XML tags used in encoding the text | MARGOT

Lire en Français

We have used Extensible Markup Language (XML) for encoding the text. Our tag set is derived from elements proposed by the Text Encoding Initiative (TEI), but our tags are abbreviated and simplified to make the input of data from manuscripts easier at this stage of the project In the next stage of the project, as we refine our data, we will revise our tag set to conform to TEI guidelines, as well as making the database more XML compliant. (For more details on TEI and XML, follow this link to TEI.)

XML tags, enclosed in <> (angle brackets) are used to identify the structure of the data, which is arranged in hierarchial order. Smaller elements are nested within larger elements. XML tags can also take any number of attributes, defined by the user, to further characterize or describe the structure.

Our data has been tagged for structural elements at both the level of the manuscript book (or codex), and within the text.

Codicological Elements

We have coded the codicological elements as follows:

<manuscript>Text of the manuscript </manuscript>

To this tagged element we add various attributes, as follows:

<manuscript place="London" lib="British Library" id="Additional 70513">.

The manuscript is divided into folios, identified by:

(<pgtop pn="1r"/> (each folio tag has a folio number), and each folio has one or more columns, tagged:
<coltop cn="1ra"/>

The hierarchical structure of the codicological elements is, then:

<manuscript>
	<pgtop>
		<coltop>
		</coltop>
	</pgtop>
</manuscript>

(By convention, matching end and start tags </tag><tag> can be shortened to a boundary marker tag <tag/>, as in <pgtop pn="n"/>)

Textual Elements

The textual elements are coded as follows:

<work> is used to indicate each separate text in the manuscript.
	<work> has the following attributes:
		T (Title),
		short.title (abbreviated title references),
		aunam (author’sname), as in the following example:
<work T="La Vie saynte Elizabeth" short.title="S. Elizabeth" aunam="Nicole Bozon">

Nested within <work> are:

<rubric>
<s> (for strophe or stanza)
<v> (for verse, or metrical line).

The most common, of course, are <v> and <s>, both of which also take attributes indicating strophe number, and line number. Each line also has a siglum identifying the work (see Sigla, in menu bar):

<s sn="n">
<v ln="Siglum+n">

Tagging of Scribal Elements, Editorial Interventions

The main scribal features recorded are corrections and deletions in the text. A limited number of tags used is given below (a complete list will be given in phase two of this project, pending revision of our tags to accommodate scribal complexities in the manuscript sources):

<sic corr="corrected text">uncorrected text</sic>
- used to mark editorial corrections, displayed in the Standard style in red
<sic corr1="corrected text">uncorrected text</sic>
- used to mark corrections by the initial scribe.
<sic corr2="corrected text">uncorrected text</sic>
- used to mark corrections by second scribe.
- Scribal additions by the first scribe while writing, are coded:
<add place="sl">added letter</add>
- used to mark supralinear scribal additions

Deletions are coded:

<del></del>
- to which are added a number of attributes to indicate both the type of deletion, and who is responsible for the correction.
xpc="text of expunctuation"
bar="text of barred passage"
erasure="text, legible or illegible"
corr1="correction by main scribe"
corr2="correction by second scribe"
corr="correction by editor" (rare)

Simple erasures done while writing can be coded:

<erasure>erased letter(s)</erasure>

To code corrections by a second medieval hand which we judge to be unnecessary corrections the following is used:

<stet corr2="addition by scribe 2">original text</stet>

Scribal variations (i.e. text which is given as parallel text, often introduced by uel in the manuscript) are coded:

<sv place="sl" (above the line, or ="margin")>text of the variant</sv>

Expansion of abbreviations is coded in unambiguous cases as:

<xp>expansion</xp> (default abbreviation forms will be converted to more complex tags in phase two of this project).
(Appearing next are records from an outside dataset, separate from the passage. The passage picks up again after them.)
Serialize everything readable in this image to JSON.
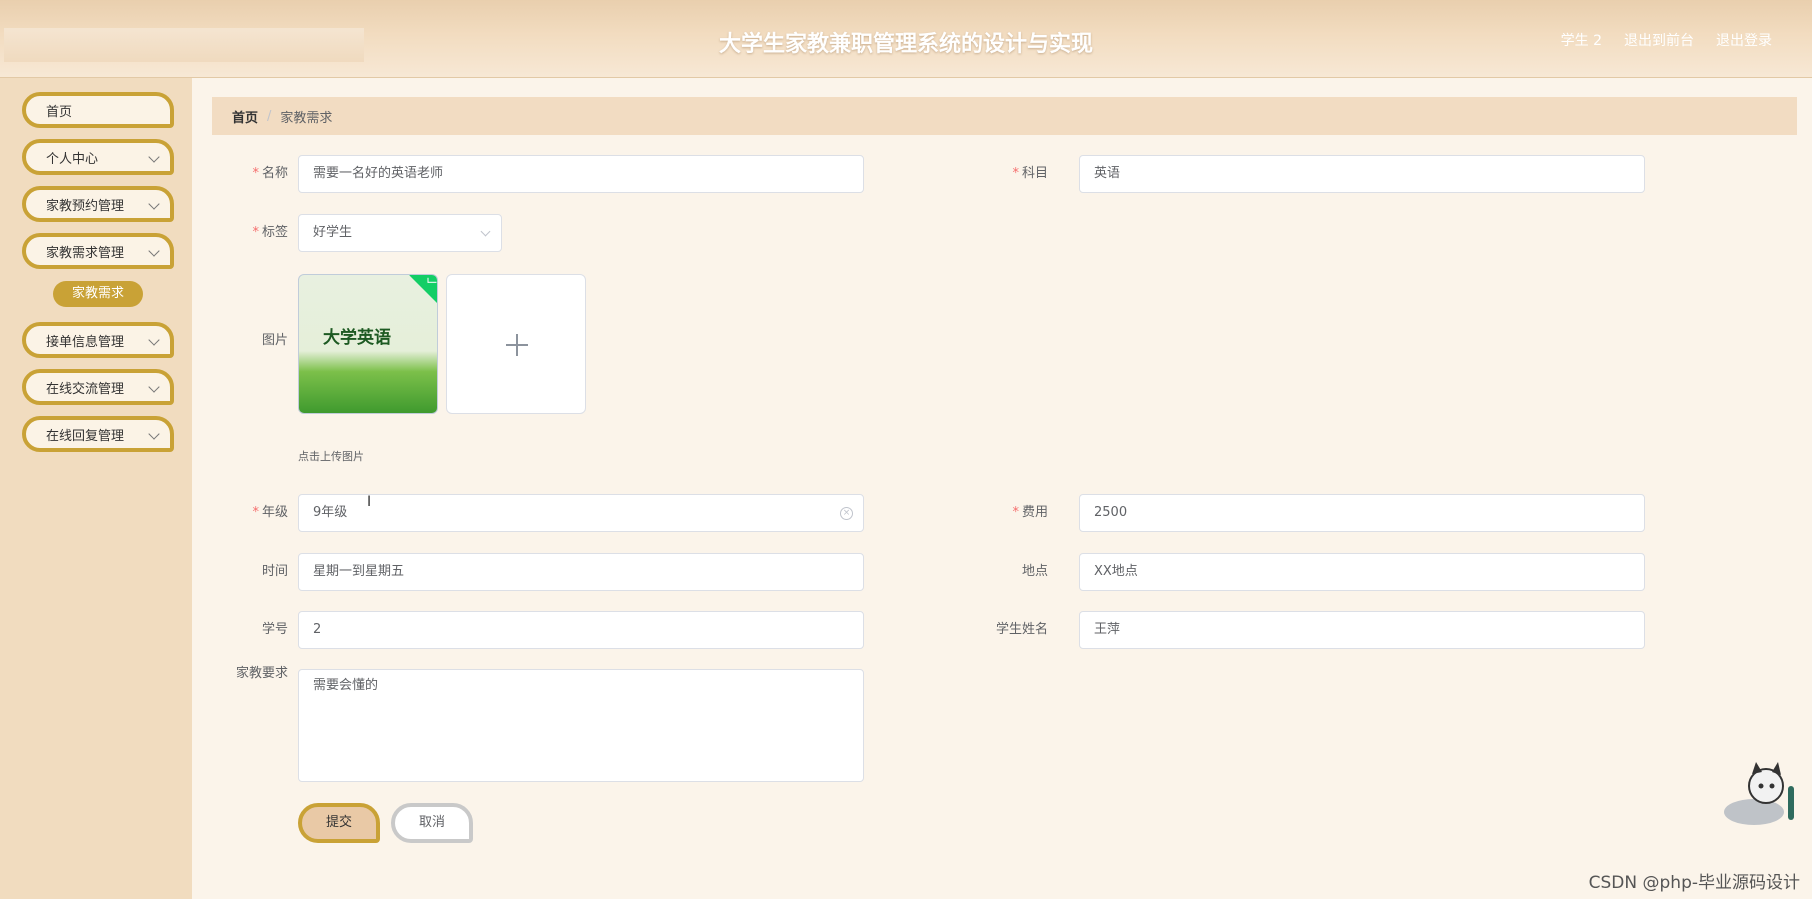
{
  "header": {
    "title": "大学生家教兼职管理系统的设计与实现",
    "nav": [
      "学生 2",
      "退出到前台",
      "退出登录"
    ]
  },
  "sidebar": {
    "items": [
      {
        "label": "首页",
        "has_arrow": false
      },
      {
        "label": "个人中心",
        "has_arrow": true
      },
      {
        "label": "家教预约管理",
        "has_arrow": true
      },
      {
        "label": "家教需求管理",
        "has_arrow": true
      },
      {
        "label": "接单信息管理",
        "has_arrow": true
      },
      {
        "label": "在线交流管理",
        "has_arrow": true
      },
      {
        "label": "在线回复管理",
        "has_arrow": true
      }
    ],
    "active_sub": "家教需求"
  },
  "breadcrumb": {
    "home": "首页",
    "sep": "/",
    "current": "家教需求"
  },
  "form": {
    "name": {
      "label": "名称",
      "value": "需要一名好的英语老师"
    },
    "subject": {
      "label": "科目",
      "value": "英语"
    },
    "tag": {
      "label": "标签",
      "value": "好学生"
    },
    "image": {
      "label": "图片",
      "hint": "点击上传图片",
      "thumb_text": "大学英语"
    },
    "grade": {
      "label": "年级",
      "value": "9年级"
    },
    "fee": {
      "label": "费用",
      "value": "2500"
    },
    "time": {
      "label": "时间",
      "value": "星期一到星期五"
    },
    "place": {
      "label": "地点",
      "value": "XX地点"
    },
    "student_no": {
      "label": "学号",
      "value": "2"
    },
    "student_name": {
      "label": "学生姓名",
      "value": "王萍"
    },
    "requirement": {
      "label": "家教要求",
      "value": "需要会懂的"
    },
    "required_mark": "*"
  },
  "buttons": {
    "submit": "提交",
    "cancel": "取消"
  },
  "watermark": "CSDN @php-毕业源码设计",
  "colors": {
    "accent": "#c9a236",
    "header_bg": "#efd6b7",
    "sidebar_bg": "#f1dcbf",
    "required": "#f56c6c"
  }
}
When two different forms of abbreviation are used, the coding distinguishes them by using tags of this sort:

<abbr type="c2" xp="com"></abbr>

(used to distinguish the normal abbreviation for com/cum/cun/con which resembles the digit 9, with descender below the line, from the form which resembles the digit 2).

Entity References

Diacritical marks (é=é, ç=ç) and some punctuation are also coded, in order to be searchable. These include opening and closing single and double quotation marks (&osq;, &csq;, &odq;, &cdq;), and the apostrophe ('), used to indicate elided letters.

Letters which are subject to normalization are also coded:

&u; (means the MS form is v but it would be normalized as u);
&v;(means MS u has been normalized to v).

When letters can be construed in several fashions, a two-letter sequence may be used, e.g.:

(&un; means MS n has been normalized as u).

Large initials used to mark sections in the text are coded in this fashion: &lgA4(2); =large initial A, over 4 line spaces, with descender or flourish over two more line spaces.

(The sections and subsections of the text indicated by these letters are also marked by <sec/> (for section) or <sec1/>)(for subsection).